During the adaptation period, the susceptibility of shrimp to disease is often acute
There is increasing awareness that diseases in aquatic populations are often linked to environmental changes or pollution, which depress the immune system. Although these effects are well documented in cultured fish and mollusks, there have been few quantitative studies on the impact of environmental stressors on the immune system of shrimp.
Water temperature is probably the most important environmental variable in shrimp culture, because it directly affects metabolism, oxygen consumption, growth, molting and survival. In general, a sudden change of temperature affects the shrimp immune system, which can be critical if the timing coincides with the presence of a pathogen.
Lower temperature can induce a decrease in the number of circulating hemocytes and their phagocytic capability, as measured by their oxidative metabolism. A temperature increase can increase circulating hemocytes and plasmatic protein, but decrease total hemocytic prophenoloxidase.
An example of the effect of temperature comes from New Caledonia, where two well-defined seasons exist. The decrease of temperature in ponds from 27 to 18 degrees-C results in high mortalities. Mortalities are also recorded when temperature increases (Fig. 1).

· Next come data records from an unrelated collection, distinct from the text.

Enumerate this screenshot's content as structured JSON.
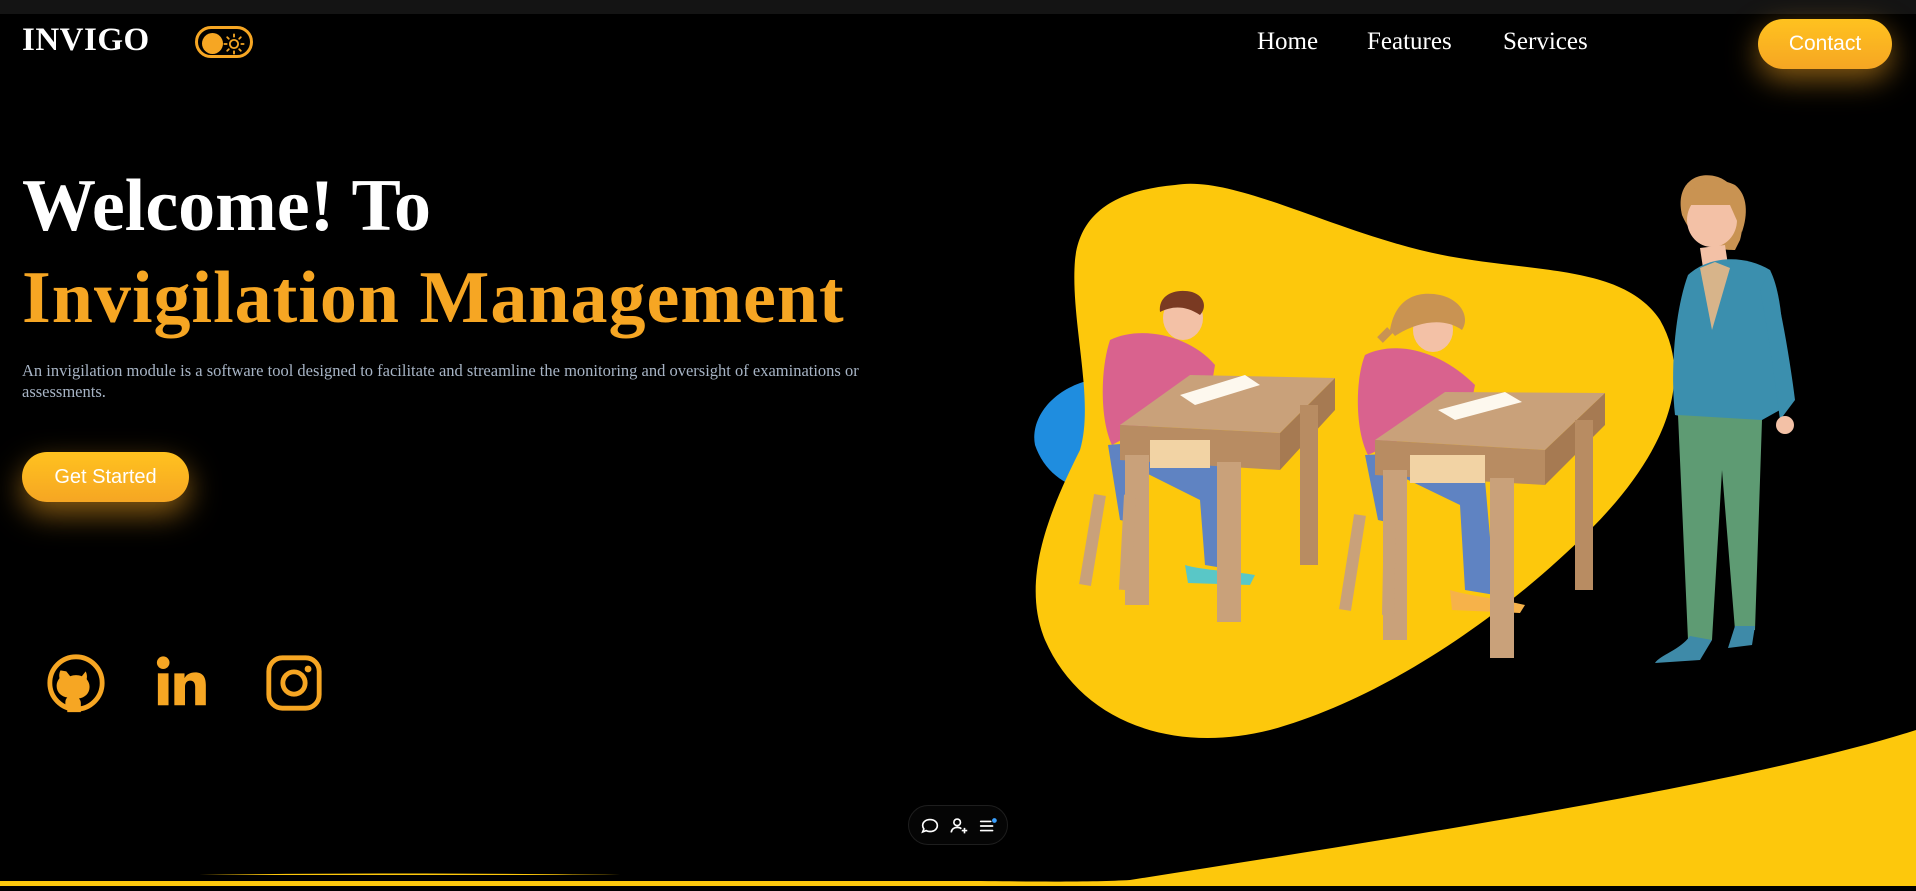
{
  "brand": {
    "logo_text": "INVIGO"
  },
  "nav": {
    "links": [
      "Home",
      "Features",
      "Services"
    ],
    "contact_label": "Contact"
  },
  "hero": {
    "title_line1": "Welcome! To",
    "title_line2": "Invigilation Management",
    "description": "An invigilation module is a software tool designed to facilitate and streamline the monitoring and oversight of examinations or assessments.",
    "cta_label": "Get Started"
  },
  "social": [
    "github-icon",
    "linkedin-icon",
    "instagram-icon"
  ],
  "theme_toggle": {
    "icon": "sun-icon",
    "state": "light"
  },
  "dock": {
    "icons": [
      "chat-bubble-icon",
      "add-user-icon",
      "list-icon"
    ]
  },
  "colors": {
    "accent": "#f6a623",
    "accent_light": "#ffc21f",
    "blob": "#fdc80c",
    "background": "#000000",
    "description_text": "#a7b4c5"
  }
}
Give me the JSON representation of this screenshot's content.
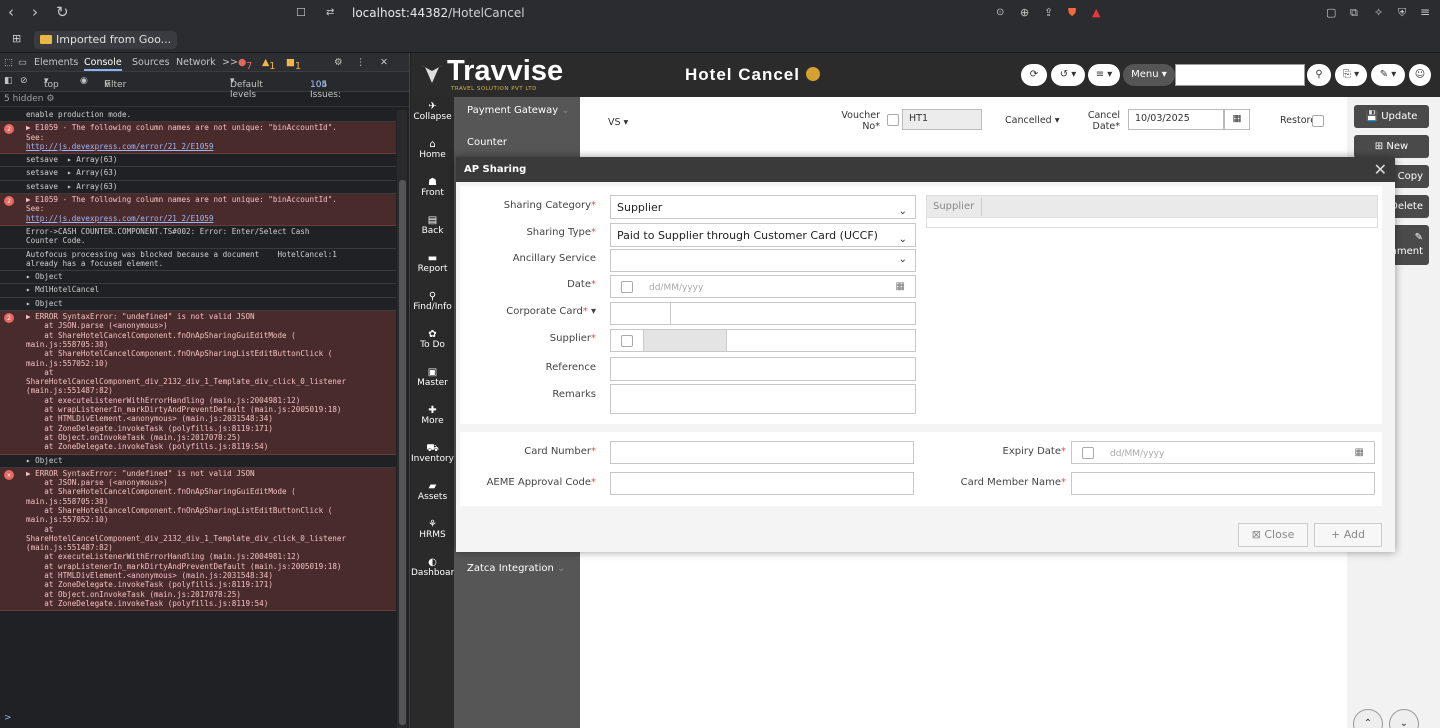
{
  "browser": {
    "url_host": "localhost:44382",
    "url_path": "/HotelCancel",
    "bookmark": "Imported from Goo..."
  },
  "devtools": {
    "tabs": [
      "Elements",
      "Console",
      "Sources",
      "Network"
    ],
    "more_tabs": ">>",
    "badge_errors": "7",
    "badge_warnings": "1",
    "badge_info": "1",
    "context": "top",
    "filter_placeholder": "Filter",
    "levels": "Default levels",
    "issues": "105 Issues:",
    "issues_a": "1",
    "issues_b": "104",
    "hidden": "5 hidden",
    "prompt": ">",
    "messages": [
      {
        "type": "log",
        "text": "enable production mode."
      },
      {
        "type": "err",
        "badge": "2",
        "text": "▶ E1059 - The following column names are not unique: \"binAccountId\".\nSee:",
        "link": "http://js.devexpress.com/error/21_2/E1059"
      },
      {
        "type": "log",
        "text": "setsave  ▸ Array(63)"
      },
      {
        "type": "log",
        "text": "setsave  ▸ Array(63)"
      },
      {
        "type": "log",
        "text": "setsave  ▸ Array(63)"
      },
      {
        "type": "err",
        "badge": "2",
        "text": "▶ E1059 - The following column names are not unique: \"binAccountId\".\nSee:",
        "link": "http://js.devexpress.com/error/21_2/E1059"
      },
      {
        "type": "log",
        "text": "Error->CASH COUNTER.COMPONENT.TS#002: Error: Enter/Select Cash\nCounter Code."
      },
      {
        "type": "log",
        "text": "Autofocus processing was blocked because a document    HotelCancel:1\nalready has a focused element."
      },
      {
        "type": "log",
        "text": "▸ Object"
      },
      {
        "type": "log",
        "text": "▸ MdlHotelCancel"
      },
      {
        "type": "log",
        "text": "▸ Object"
      },
      {
        "type": "err",
        "badge": "2",
        "text": "▶ ERROR SyntaxError: \"undefined\" is not valid JSON\n    at JSON.parse (<anonymous>)\n    at ShareHotelCancelComponent.fnOnApSharingGuiEditMode (\nmain.js:558705:38)\n    at ShareHotelCancelComponent.fnOnApSharingListEditButtonClick (\nmain.js:557052:10)\n    at\nShareHotelCancelComponent_div_2132_div_1_Template_div_click_0_listener\n(main.js:551487:82)\n    at executeListenerWithErrorHandling (main.js:2004981:12)\n    at wrapListenerIn_markDirtyAndPreventDefault (main.js:2005019:18)\n    at HTMLDivElement.<anonymous> (main.js:2031548:34)\n    at ZoneDelegate.invokeTask (polyfills.js:8119:171)\n    at Object.onInvokeTask (main.js:2017078:25)\n    at ZoneDelegate.invokeTask (polyfills.js:8119:54)"
      },
      {
        "type": "log",
        "text": "▸ Object"
      },
      {
        "type": "err",
        "badge": "✕",
        "text": "▶ ERROR SyntaxError: \"undefined\" is not valid JSON\n    at JSON.parse (<anonymous>)\n    at ShareHotelCancelComponent.fnOnApSharingGuiEditMode (\nmain.js:558705:38)\n    at ShareHotelCancelComponent.fnOnApSharingListEditButtonClick (\nmain.js:557052:10)\n    at\nShareHotelCancelComponent_div_2132_div_1_Template_div_click_0_listener\n(main.js:551487:82)\n    at executeListenerWithErrorHandling (main.js:2004981:12)\n    at wrapListenerIn_markDirtyAndPreventDefault (main.js:2005019:18)\n    at HTMLDivElement.<anonymous> (main.js:2031548:34)\n    at ZoneDelegate.invokeTask (polyfills.js:8119:171)\n    at Object.onInvokeTask (main.js:2017078:25)\n    at ZoneDelegate.invokeTask (polyfills.js:8119:54)"
      }
    ]
  },
  "app": {
    "logo": "Travvise",
    "logo_sub": "TRAVEL SOLUTION PVT LTD",
    "title": "Hotel Cancel",
    "menu": "Menu",
    "sidebar": [
      "Collapse",
      "Home",
      "Front",
      "Back",
      "Report",
      "Find/Info",
      "To Do",
      "Master",
      "More",
      "Inventory",
      "Assets",
      "HRMS",
      "Dashboard"
    ],
    "submenu": [
      "Payment Gateway",
      "Counter",
      "Zatca Integration"
    ],
    "right_buttons": [
      "Update",
      "New",
      "Copy",
      "Delete",
      "hment"
    ],
    "form": {
      "vs": "VS",
      "voucher_label": "Voucher",
      "voucher_label2": "No*",
      "voucher_value": "HT1",
      "status": "Cancelled",
      "cancel_label": "Cancel",
      "cancel_label2": "Date*",
      "cancel_date": "10/03/2025",
      "restore": "Restore"
    }
  },
  "modal": {
    "title": "AP Sharing",
    "close_x": "✕",
    "sharing_category_label": "Sharing Category",
    "sharing_category": "Supplier",
    "sharing_type_label": "Sharing Type",
    "sharing_type": "Paid to Supplier through Customer Card (UCCF)",
    "ancillary_label": "Ancillary Service",
    "date_label": "Date",
    "date_placeholder": "dd/MM/yyyy",
    "corporate_card_label": "Corporate Card",
    "supplier_label": "Supplier",
    "reference_label": "Reference",
    "remarks_label": "Remarks",
    "supplier_grid_header": "Supplier",
    "card_number_label": "Card Number",
    "expiry_label": "Expiry Date",
    "expiry_placeholder": "dd/MM/yyyy",
    "aeme_label": "AEME Approval Code",
    "card_member_label": "Card Member Name",
    "close_btn": "Close",
    "add_btn": "+ Add"
  }
}
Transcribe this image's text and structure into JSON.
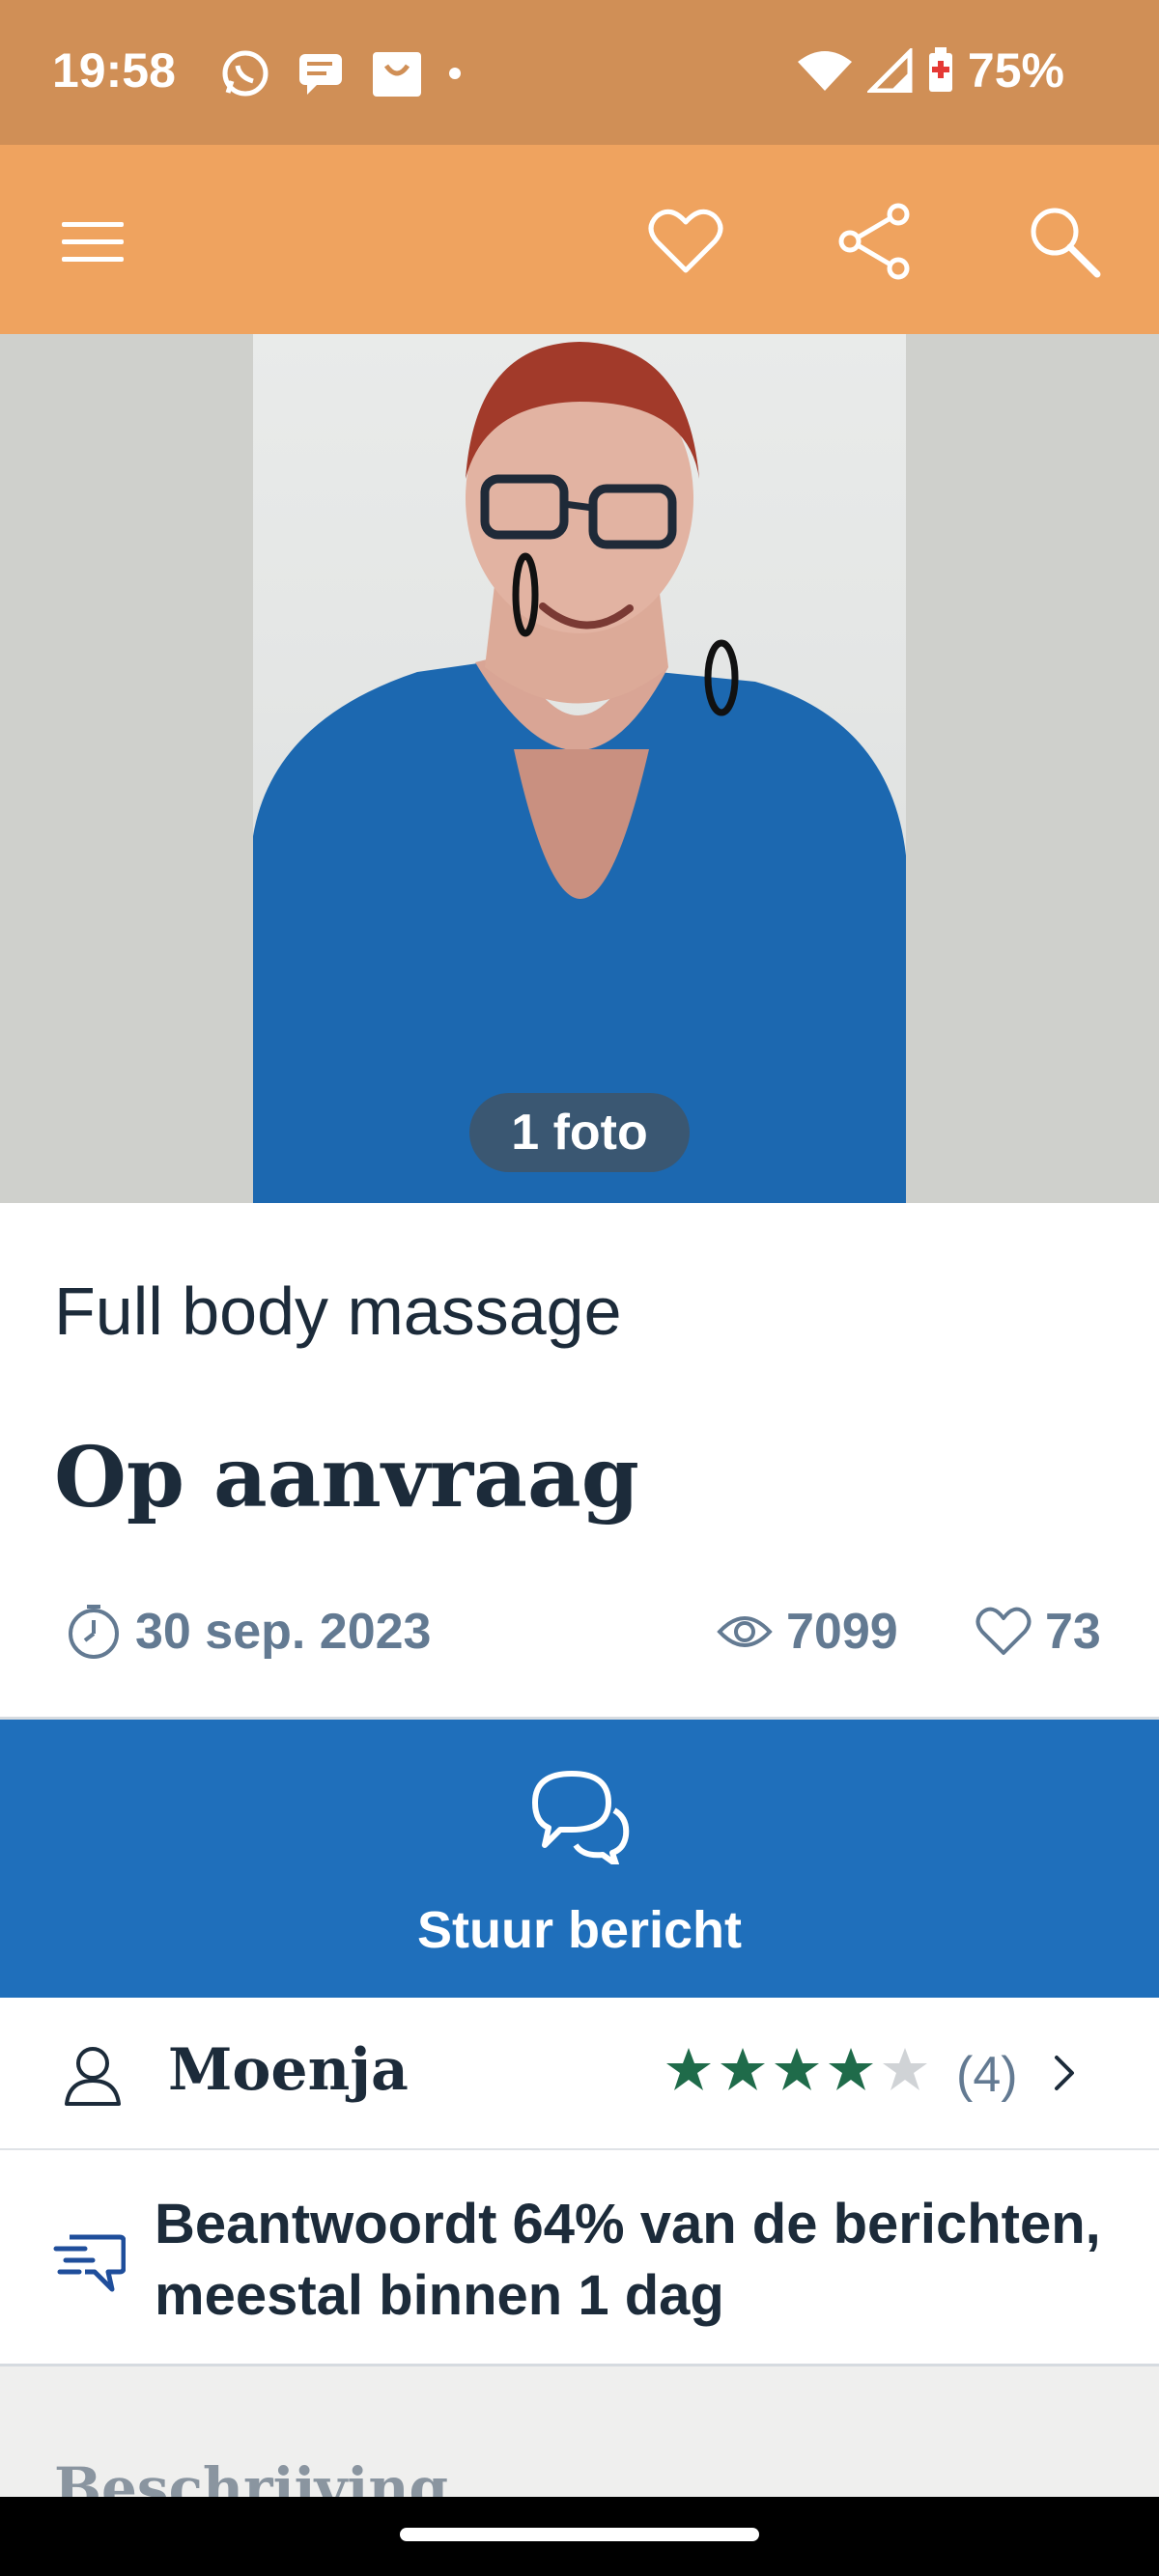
{
  "status_bar": {
    "time": "19:58",
    "battery": "75%",
    "icons": [
      "whatsapp-icon",
      "message-icon",
      "shopping-bag-icon",
      "dot-icon",
      "wifi-icon",
      "signal-icon",
      "battery-icon"
    ]
  },
  "app_bar": {
    "icons": [
      "menu-icon",
      "heart-icon",
      "share-icon",
      "search-icon"
    ]
  },
  "gallery": {
    "photo_count": "1 foto"
  },
  "listing": {
    "title": "Full body massage",
    "price": "Op aanvraag",
    "date": "30 sep. 2023",
    "views": "7099",
    "favorites": "73"
  },
  "cta": {
    "label": "Stuur bericht"
  },
  "seller": {
    "name": "Moenja",
    "rating": 4,
    "rating_max": 5,
    "review_count": "(4)"
  },
  "response": {
    "text": "Beantwoordt 64% van de berichten, meestal binnen 1 dag"
  },
  "description": {
    "heading": "Beschrijving"
  },
  "colors": {
    "status_bar": "#d08f56",
    "app_bar": "#efa35f",
    "cta": "#1f6fbb",
    "text_dark": "#1c2b3a",
    "text_muted": "#637a92",
    "star_filled": "#1f6b4a",
    "star_empty": "#d0d3d6"
  }
}
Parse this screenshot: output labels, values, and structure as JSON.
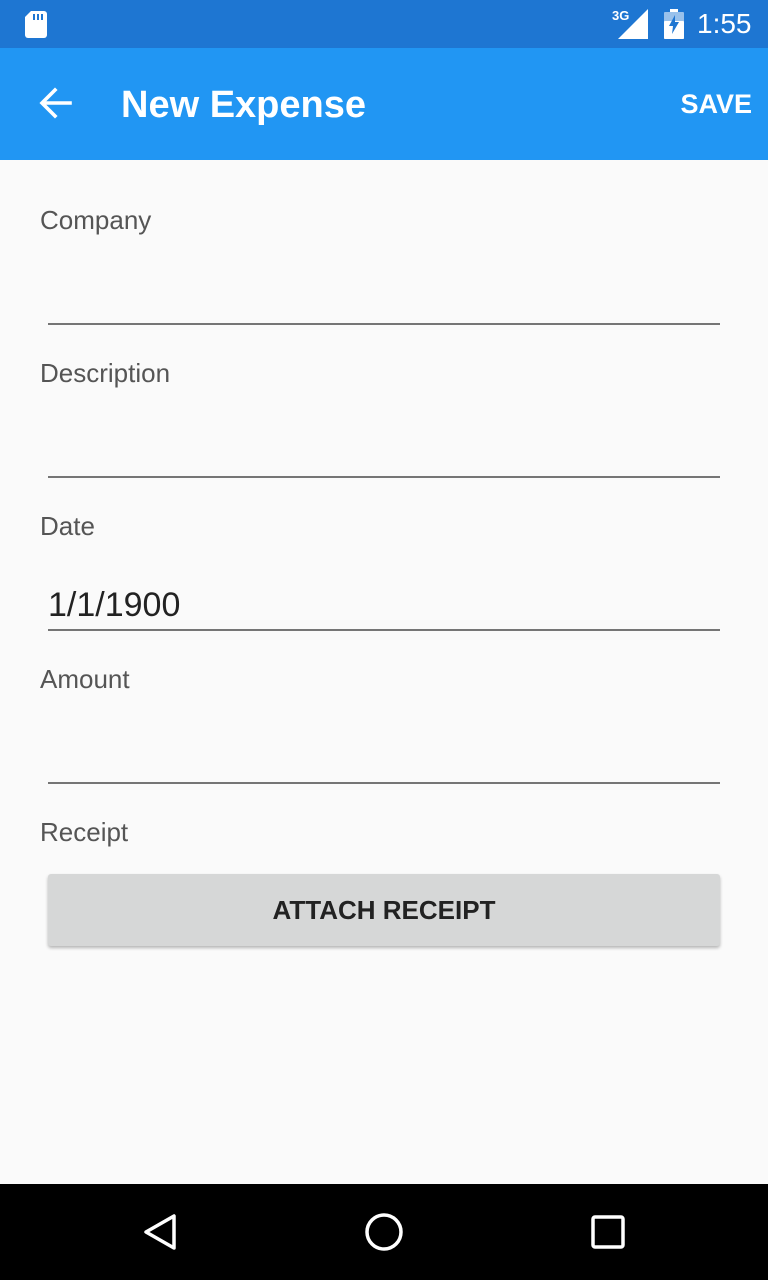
{
  "status_bar": {
    "network_type": "3G",
    "time": "1:55",
    "icons": [
      "sd-card-icon",
      "signal-icon",
      "battery-charging-icon"
    ]
  },
  "app_bar": {
    "back_icon": "arrow-back-icon",
    "title": "New Expense",
    "save_label": "SAVE",
    "color": "#2196f3"
  },
  "form": {
    "company": {
      "label": "Company",
      "value": ""
    },
    "description": {
      "label": "Description",
      "value": ""
    },
    "date": {
      "label": "Date",
      "value": "1/1/1900"
    },
    "amount": {
      "label": "Amount",
      "value": ""
    },
    "receipt": {
      "label": "Receipt",
      "button_label": "ATTACH RECEIPT"
    }
  },
  "nav_bar": {
    "buttons": [
      "back-triangle-icon",
      "home-circle-icon",
      "recents-square-icon"
    ]
  }
}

There are two types of temperature changes in New Caledonia: long-term variations, which correspond to seasonal changes, and short-term variations, which correspond to circadian and meteorological changes. Longterm studies have shown there is no difference in circulating hemocyte concentration in shrimp between the two seasons in New Caledonia, but it appears from experimental data that the oxidative metabolism of hemocytes is affected at low temperatures.
Salinity has relatively little effect on the metabolic rate of euryhaline shrimp, indicating the energy required for osmotic regulation may be relatively low. However, when the health of shrimp is impaired, such as during viral infection, the stress induced by high salinity enhances growth retardation produced by the infection. Lasting and significant differences in hemocyte number are recorded in shrimp subjected to low salinity.
Low oxygen tension hampers metabolic performance in shrimp, and can reduce growth and molting, and cause mortality. In a study with penaeid shrimp, hypoxia induced a significant decrease in immunocompetence. The phagocytic activity of hemocytes was less efficient (about 50 percent) in shrimp under depleted oxygen conditions. Thus, low oxygen levels in pond water lead to an increased susceptibility to infectious disease.
In intensive culture systems, toxic levels of ammonia can accumulate due to excretion by cultured animals and deamination of protein in unconsumed feed. Lethal and sub-lethal effects of ammonia on shrimp have been well studied. However, until recently, relatively little was known about the effect of ammonia on the crustacean immune system. Recent studies in penaeid shrimp have shown that ammonia significantly affects immune response.
The sensitivity of the shrimp immune system to ammonia is dose-dependent. High ammonia levels diminish hematopoietic tissue activity, oxidative metabolism of hemocytes, and expression of genes implicated in the shrimp defense system. Shrimp suffer acute mortality with highly virulent bacteria such as Vibrio tenaeicida. Lower levels of mortality caused by V. alginolyticus are slightly but significantly increased by ammonia toxicity (Fig. 2).
Pollutants are an important factor in the reduction of immunocompetence in crustaceans. Shrimp are sensitive to many pollutants, including dredge spoil containing polychlorinated biphenyls (PCBs), polynuclear aromatic hydrocarbons (PAHs), heavy metals and pesticides. In Ecuador, a banana fungicide is widely used in agricultural areas close to the shrimp farm areas. In vitro and in vivo trials have shown the long-term, dose-dependent immuno-depressant character of this fungicide on the oxidative metabolism in hemocytes in L. vannamei shrimp.
Environmental stresses affect the immune system of shrimp in a dosedependent way, increasing susceptibility to disease. The animals require time to adapt to the new environmental conditions. During the adaptation period, the susceptibility of shrimp to disease is often acute.